ST: We’re going to be installing a total of eight works by the artist Marta Chilindron, three of which are large-scale. Chilindron creates manipulable sculptural works using transparent and multi-colored plastic-based material. For the show, we are installing works throughout the Great Hall. We wanted to make as much use of the space as possible, so they will be in the vestibule, the lobby space, and on the marble table on the platform right below the staircase. But, right now things are tentative. We’re giving this interview before we do the installation, so we will have to see how everything plays out.

CB: It’s appropriate that the installation is in flux – expanding and collapsing like the title.

ST and KW: Yes!

CB: What were the challenges of curating a show in the Duke House? I imagine it has a lot of limitations.

KW: One of the challenges is the nature of the space…there are a lot of things you have to work around. It’s a place of major circulation; everyone who comes in and out of the building has to go through there at some point – there are classrooms, offices, our lunch room. So that really hinders where you can exhibit things.

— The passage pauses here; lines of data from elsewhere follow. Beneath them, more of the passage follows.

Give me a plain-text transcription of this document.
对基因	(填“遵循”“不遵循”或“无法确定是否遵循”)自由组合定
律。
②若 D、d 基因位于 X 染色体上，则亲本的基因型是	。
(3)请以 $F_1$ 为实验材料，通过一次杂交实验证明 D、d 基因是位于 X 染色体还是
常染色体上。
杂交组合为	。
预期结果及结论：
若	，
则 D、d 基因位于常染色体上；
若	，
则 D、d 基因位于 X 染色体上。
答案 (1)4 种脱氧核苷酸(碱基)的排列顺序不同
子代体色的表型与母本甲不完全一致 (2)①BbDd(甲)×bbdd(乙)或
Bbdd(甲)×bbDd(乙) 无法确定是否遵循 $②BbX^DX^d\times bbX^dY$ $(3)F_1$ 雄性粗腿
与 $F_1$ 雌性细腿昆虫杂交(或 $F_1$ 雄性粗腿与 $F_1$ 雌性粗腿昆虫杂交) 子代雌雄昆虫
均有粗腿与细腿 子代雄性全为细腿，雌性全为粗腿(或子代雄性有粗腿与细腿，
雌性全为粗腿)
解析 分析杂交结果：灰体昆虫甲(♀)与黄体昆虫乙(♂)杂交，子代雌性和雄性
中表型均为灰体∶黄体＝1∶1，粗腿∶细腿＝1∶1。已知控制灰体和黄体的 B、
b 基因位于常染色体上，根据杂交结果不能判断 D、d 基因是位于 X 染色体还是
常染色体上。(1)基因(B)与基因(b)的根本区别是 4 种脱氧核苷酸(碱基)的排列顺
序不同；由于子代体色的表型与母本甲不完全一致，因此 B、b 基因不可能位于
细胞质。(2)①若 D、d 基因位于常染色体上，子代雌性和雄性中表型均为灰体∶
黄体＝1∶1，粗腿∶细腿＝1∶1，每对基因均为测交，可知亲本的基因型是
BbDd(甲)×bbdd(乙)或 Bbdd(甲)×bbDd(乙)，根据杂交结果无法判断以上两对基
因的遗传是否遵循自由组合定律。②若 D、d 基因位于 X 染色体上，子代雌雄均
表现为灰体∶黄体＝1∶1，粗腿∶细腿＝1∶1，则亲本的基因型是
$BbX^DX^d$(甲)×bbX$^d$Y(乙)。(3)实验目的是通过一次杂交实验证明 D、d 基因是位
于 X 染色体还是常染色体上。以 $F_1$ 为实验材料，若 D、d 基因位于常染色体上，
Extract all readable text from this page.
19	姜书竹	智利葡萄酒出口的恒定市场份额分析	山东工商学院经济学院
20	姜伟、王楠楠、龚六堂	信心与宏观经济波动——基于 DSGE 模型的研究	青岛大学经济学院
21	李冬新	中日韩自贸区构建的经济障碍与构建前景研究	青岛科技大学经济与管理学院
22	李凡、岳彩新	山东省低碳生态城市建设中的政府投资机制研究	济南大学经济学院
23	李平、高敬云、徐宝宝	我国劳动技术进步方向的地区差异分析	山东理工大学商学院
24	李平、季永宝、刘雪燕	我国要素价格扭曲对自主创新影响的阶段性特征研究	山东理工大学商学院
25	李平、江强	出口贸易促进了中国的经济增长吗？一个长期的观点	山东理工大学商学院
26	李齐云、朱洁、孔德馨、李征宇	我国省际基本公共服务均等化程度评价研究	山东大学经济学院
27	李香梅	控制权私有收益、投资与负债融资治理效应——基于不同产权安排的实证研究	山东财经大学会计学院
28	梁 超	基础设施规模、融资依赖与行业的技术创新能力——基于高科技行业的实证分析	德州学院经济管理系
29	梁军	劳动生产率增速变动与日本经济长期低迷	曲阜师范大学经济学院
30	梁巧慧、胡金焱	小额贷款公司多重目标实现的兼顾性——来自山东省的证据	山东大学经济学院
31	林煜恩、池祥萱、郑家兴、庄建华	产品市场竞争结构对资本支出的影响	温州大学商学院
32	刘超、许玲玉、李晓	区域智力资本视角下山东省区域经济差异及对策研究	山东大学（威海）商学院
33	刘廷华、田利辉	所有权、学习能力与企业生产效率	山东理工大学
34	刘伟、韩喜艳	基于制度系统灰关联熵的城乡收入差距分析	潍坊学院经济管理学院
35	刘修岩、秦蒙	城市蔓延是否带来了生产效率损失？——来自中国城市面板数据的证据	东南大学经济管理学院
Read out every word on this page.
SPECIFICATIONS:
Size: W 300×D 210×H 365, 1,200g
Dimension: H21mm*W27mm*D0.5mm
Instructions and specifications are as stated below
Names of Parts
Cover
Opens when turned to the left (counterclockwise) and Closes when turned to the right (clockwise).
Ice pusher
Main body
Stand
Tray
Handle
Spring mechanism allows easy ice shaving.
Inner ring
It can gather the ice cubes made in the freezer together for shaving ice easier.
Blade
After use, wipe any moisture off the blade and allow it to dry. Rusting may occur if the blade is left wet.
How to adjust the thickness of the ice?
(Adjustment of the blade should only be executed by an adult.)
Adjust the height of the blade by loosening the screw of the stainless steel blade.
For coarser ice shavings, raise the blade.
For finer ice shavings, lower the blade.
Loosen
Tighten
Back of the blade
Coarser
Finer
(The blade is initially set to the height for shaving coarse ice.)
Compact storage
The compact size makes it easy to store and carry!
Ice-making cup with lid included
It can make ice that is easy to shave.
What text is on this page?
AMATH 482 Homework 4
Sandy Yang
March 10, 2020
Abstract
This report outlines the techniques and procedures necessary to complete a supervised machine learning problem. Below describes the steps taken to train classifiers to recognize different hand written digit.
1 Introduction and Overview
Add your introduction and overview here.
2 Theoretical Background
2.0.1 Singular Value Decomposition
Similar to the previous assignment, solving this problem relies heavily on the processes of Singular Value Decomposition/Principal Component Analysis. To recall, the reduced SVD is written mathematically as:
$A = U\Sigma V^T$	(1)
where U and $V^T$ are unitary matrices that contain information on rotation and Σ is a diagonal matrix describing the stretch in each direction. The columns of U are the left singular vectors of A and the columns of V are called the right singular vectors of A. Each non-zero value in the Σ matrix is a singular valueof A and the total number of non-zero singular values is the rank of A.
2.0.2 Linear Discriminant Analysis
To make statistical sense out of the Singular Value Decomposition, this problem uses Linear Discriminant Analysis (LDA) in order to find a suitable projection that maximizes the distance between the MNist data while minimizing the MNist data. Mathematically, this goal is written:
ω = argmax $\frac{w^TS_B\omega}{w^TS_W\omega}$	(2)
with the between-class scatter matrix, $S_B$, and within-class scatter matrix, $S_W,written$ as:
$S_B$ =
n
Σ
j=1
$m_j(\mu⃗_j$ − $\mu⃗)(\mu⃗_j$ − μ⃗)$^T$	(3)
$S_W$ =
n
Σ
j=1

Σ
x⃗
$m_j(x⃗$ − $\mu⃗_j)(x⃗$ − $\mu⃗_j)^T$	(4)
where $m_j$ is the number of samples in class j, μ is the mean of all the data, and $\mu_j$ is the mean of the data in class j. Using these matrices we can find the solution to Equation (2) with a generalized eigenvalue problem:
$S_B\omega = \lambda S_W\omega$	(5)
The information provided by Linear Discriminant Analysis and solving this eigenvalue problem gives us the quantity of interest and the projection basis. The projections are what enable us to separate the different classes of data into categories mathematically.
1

ST: This is not a traditional exhibition space. It’s challenging: we had no walls, we had to really respect the building, people have to be able to use it, it’s not climate controlled, etc., etc.

KW: But that’s why Chilindron’s work is so exciting because it dictates that kind of movement and manipulation of space; it can fill it or contract as need be. For example, right now we are involved in discussions about the work, Green Pyramid (2006). Depending on how we choose to install the piece, it can stretch from a hexagonal shape with a diameter of eight feet to a much more condensed, triangular form that uses about half of the floor space.

CB: You can’t change the lighting, can you?

ST: Yes! The building staff will help with spotlights. However, one thing that is important about Chilindron’s art is how the nature of the materials she works with – transparent acrylics and other plastics-based media – interacts with the light effects of the space. I’m really excited to see how the works we install near the staircase will reflect light filtering in from the Duke House’s skylight. For students, I think it will be nice to see how the works change throughout the course of the day or with the weather, for example.

CB: Are you two continuing the program into the spring?

KW: We’ve been tasked with organizing the spring exhibition. I should explain that we’re co-organizers and co-curators of this year’s Great Hall Exhibitions, but Susanna has taken the lead on this show in the fall, and I’m going to take the lead in the spring. We’re still in the process of negotiating what the next exhibition will entail.